ひきだしにテラリウム
SFからコメディ、ファンタジーまで。九井諒子さんの掌編33篇の作品集。高評価も納得です!
各所で話題になっているショートショートのコミック作品。作者は「九井諒子(くいりょうこ)」さん。同人誌などに作品を発表していたところ、2011年にメジャーデビュー。2013年には本作で「第17回文化庁メディア芸術祭マンガ部門優秀賞」を受賞したという、注目の方です。
SF的なテーマにコメディー、日常のちょっとした描写まで、2~4ページ程度の33編が収められています。漫画の世界でこんなテイストの方は珍しいかもしれませんね。私はどこか星新一さんのショートショートのような雰囲気も感じて楽しめましたが、ウチの奥さんはピンと来なかったとか。
説明文:「ようこそ、ショートショートのワンダーランドへ。笑顔と涙、驚きと共感。コメディ、昔話、ファンタジー、SF……万華鏡のようにきらめく掌編33篇。Web文芸誌マトグロッソでの、2011年8月~2012年12月の約1年半の連載分全篇のほか、「えぐちみ代このスットコ訪問記 トーワ国編」「神のみぞ知る」、描き下ろし作品も収録。」
テーマもテイストも自由な掌編が集められていますが、まずその世界の広がり方に感心します。一口にどのジャンルかを言い表すのが難しいほどの多彩さで、テンポ良くページを読み進めたくなりますね。こうした短いページ数の作品にもスポットライトが当たるところに、日本のマンガ文化の成熟すら感じます。

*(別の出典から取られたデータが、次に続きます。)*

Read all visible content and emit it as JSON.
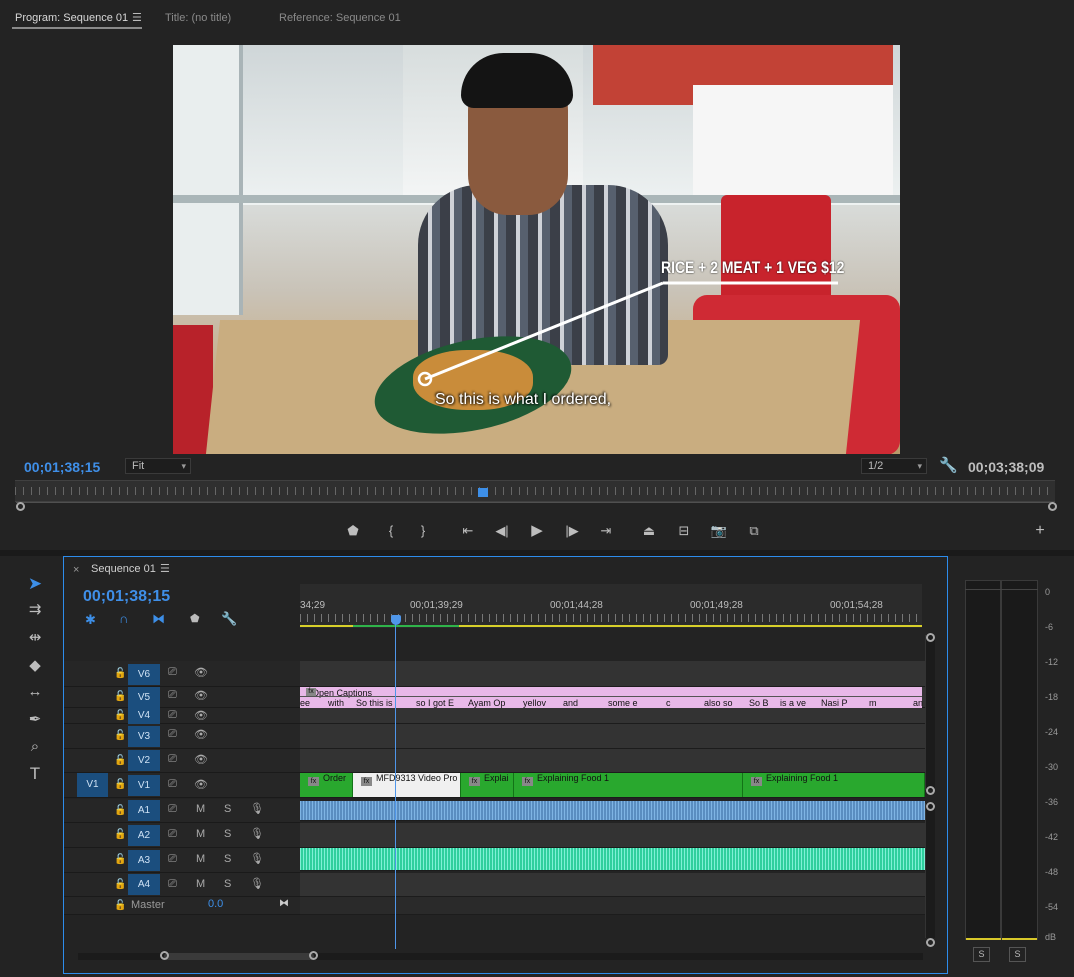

また、その前作にあたる作品『九井諒子作品集 竜のかわいい七つの子』も合わせて読みました。こちらが短編7作が収められており、竜や人魚、神様などが登場する不思議な世界を描いています。
設定はファンタジーやSF的ですが、登場人物は淡々としていて、妙なリアリティがありますね。SF小説などがお好きな方であれば、こちらの方が読みやすいと思いますので、ぜひ探してみてください!